The first story is a retelling of the folk tale of the Monkey King.  While Yang adapts some details for the most part the Monkey King story is a faithful retelling of a Chinese folk tale.

The second story is a realist story Jin Wang, a contemporary first generation Chinese-American boy, struggling to fit in in his junior high school.

The third story is about "Chin-Kee" a personification of a number of extreme negative Asian stereotypes.  Chin-Kee visits his (apparently white) cousin Danny, and continually embarrasses him.  The Chin-Kee sections are played as a parody of the "fish out of water" sitcom, complete with laugh-track.

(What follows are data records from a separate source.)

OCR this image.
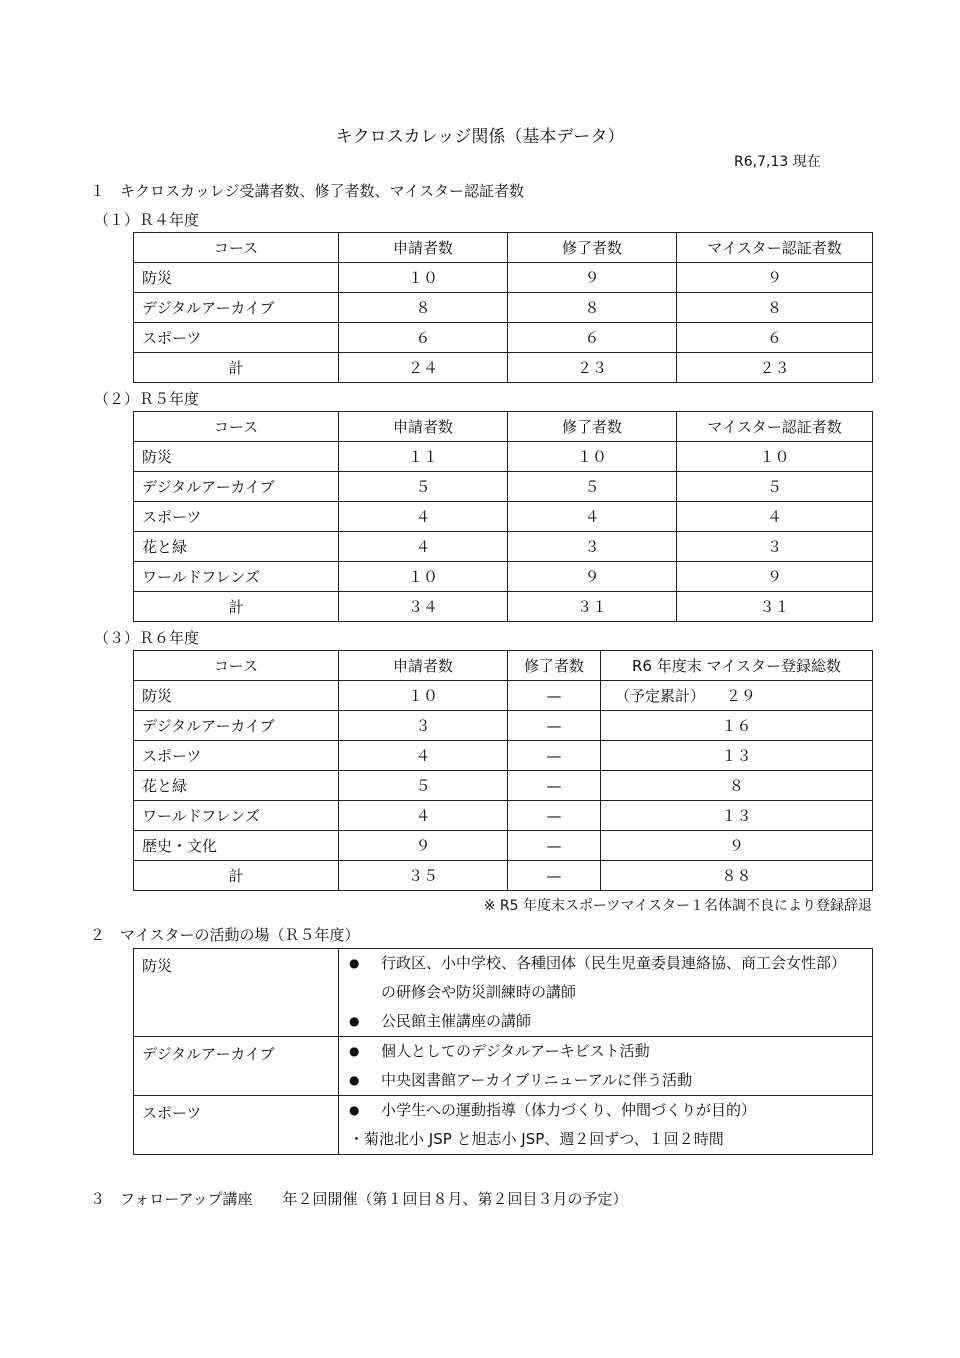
キクロスカレッジ関係（基本データ）
R6,7,13 現在
１　キクロスカッレジ受講者数、修了者数、マイスター認証者数
（１）Ｒ４年度
コース	申請者数	修了者数	マイスター認証者数
防災	１０	９	９
デジタルアーカイブ	８	８	８
スポーツ	６	６	６
計	２４	２３	２３
（２）Ｒ５年度
コース	申請者数	修了者数	マイスター認証者数
防災	１１	１０	１０
デジタルアーカイブ	５	５	５
スポーツ	４	４	４
花と緑	４	３	３
ワールドフレンズ	１０	９	９
計	３４	３１	３１
（３）Ｒ６年度
コース	申請者数	修了者数	R6 年度末 マイスター登録総数
防災	１０	—	（予定累計） ２９
デジタルアーカイブ	３	—	１６
スポーツ	４	—	１３
花と緑	５	—	８
ワールドフレンズ	４	—	１３
歴史・文化	９	—	９
計	３５	—	８８
※ R5 年度末スポーツマイスター１名体調不良により登録辞退
２　マイスターの活動の場（Ｒ５年度）
防災	● 行政区、小中学校、各種団体（民生児童委員連絡協、商工会女性部）
の研修会や防災訓練時の講師
● 公民館主催講座の講師

デジタルアーカイブ	● 個人としてのデジタルアーキビスト活動
● 中央図書館アーカイブリニューアルに伴う活動

スポーツ	● 小学生への運動指導（体力づくり、仲間づくりが目的）
・菊池北小 JSP と旭志小 JSP、週２回ずつ、１回２時間
３　フォローアップ講座　　年２回開催（第１回目８月、第２回目３月の予定）
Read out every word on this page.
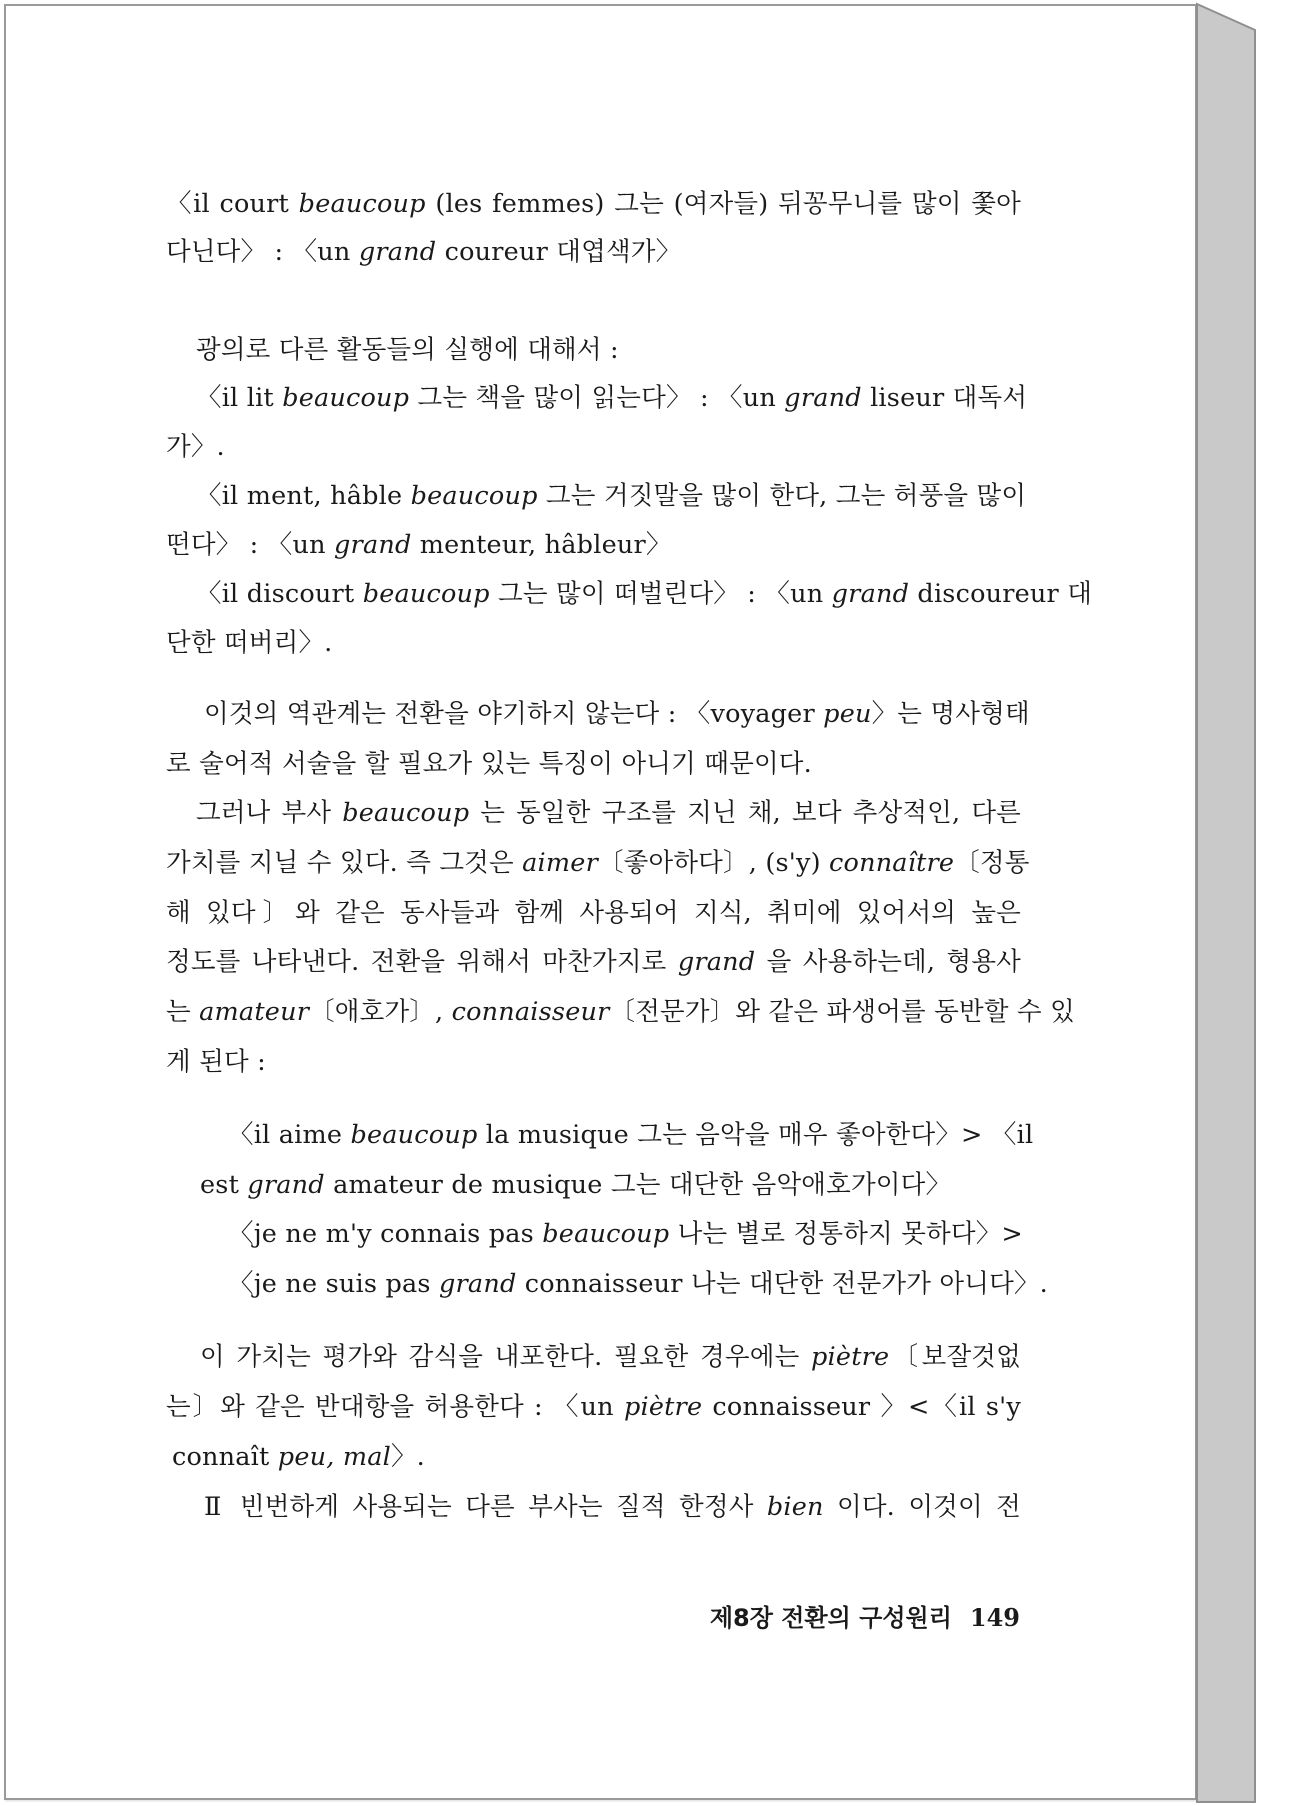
〈il court beaucoup (les femmes) 그는 (여자들) 뒤꽁무니를 많이 쫓아
다닌다〉 : 〈un grand coureur 대엽색가〉
광의로 다른 활동들의 실행에 대해서 :
〈il lit beaucoup 그는 책을 많이 읽는다〉 : 〈un grand liseur 대독서
가〉.
〈il ment, hâble beaucoup 그는 거짓말을 많이 한다, 그는 허풍을 많이
떤다〉 : 〈un grand menteur, hâbleur〉
〈il discourt beaucoup 그는 많이 떠벌린다〉 : 〈un grand discoureur 대
단한 떠버리〉.
이것의 역관계는 전환을 야기하지 않는다 : 〈voyager peu〉는 명사형태
로 술어적 서술을 할 필요가 있는 특징이 아니기 때문이다.
그러나 부사 beaucoup 는 동일한 구조를 지닌 채, 보다 추상적인, 다른
가치를 지닐 수 있다. 즉 그것은 aimer〔좋아하다〕, (s'y) connaître〔정통
해 있다〕와 같은 동사들과 함께 사용되어 지식, 취미에 있어서의 높은
정도를 나타낸다. 전환을 위해서 마찬가지로 grand 을 사용하는데, 형용사
는 amateur〔애호가〕, connaisseur〔전문가〕와 같은 파생어를 동반할 수 있
게 된다 :
〈il aime beaucoup la musique 그는 음악을 매우 좋아한다〉> 〈il
est grand amateur de musique 그는 대단한 음악애호가이다〉
〈je ne m'y connais pas beaucoup 나는 별로 정통하지 못하다〉>
〈je ne suis pas grand connaisseur 나는 대단한 전문가가 아니다〉.
이 가치는 평가와 감식을 내포한다. 필요한 경우에는 piètre〔보잘것없
는〕와 같은 반대항을 허용한다 : 〈un piètre connaisseur 〉<〈il s'y
connaît peu, mal〉.
Ⅱ 빈번하게 사용되는 다른 부사는 질적 한정사 bien 이다. 이것이 전
제8장 전환의 구성원리 149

The three stories are connected by themes of identity.  Each in their own way, The Monkey King, Jin Wang, and Danny wrestle to find the balance between a limiting essentialism and a rootless self-invention.  The Monkey King, after being denied entry into a dinner party in heaven: "You may be a king -- you may even be a deity -- but you are still a monkey." (15) dedicates himself to the study of kung-fu, including the discipline of "shape-shift", and renames himself "The Great Sage: Equal of Heaven".    He is confronted by "Tze-Yo-Tzuh" (he who is) a figure invented by Yang who is an analogue of both the Buddha and of the Christian God.  Tze-Yo-Tzuh tells the Monkey King "I created you.  I say that you are a monkey.  Therefore, you are a monkey" (69).  The implied moral, "be yourself", is complicated by the realist section of Jin Wang, who struggles with bullies and ignorant teachers, but especially with being true to himself when he doesn't really know who the real him is.

Humour and pathos combine here to make a really good book.  My only caveat is that I was left a little unsatisfied by the open ending, which -- after the mythological elements of the earlier book -- seemed a little anti-climactic to me, but the subtlety was definitely deliberate, and my dissatisfaction is purely a matter of personal taste.

On the whole, I highly recommend this book for anyone from about Jr. High up.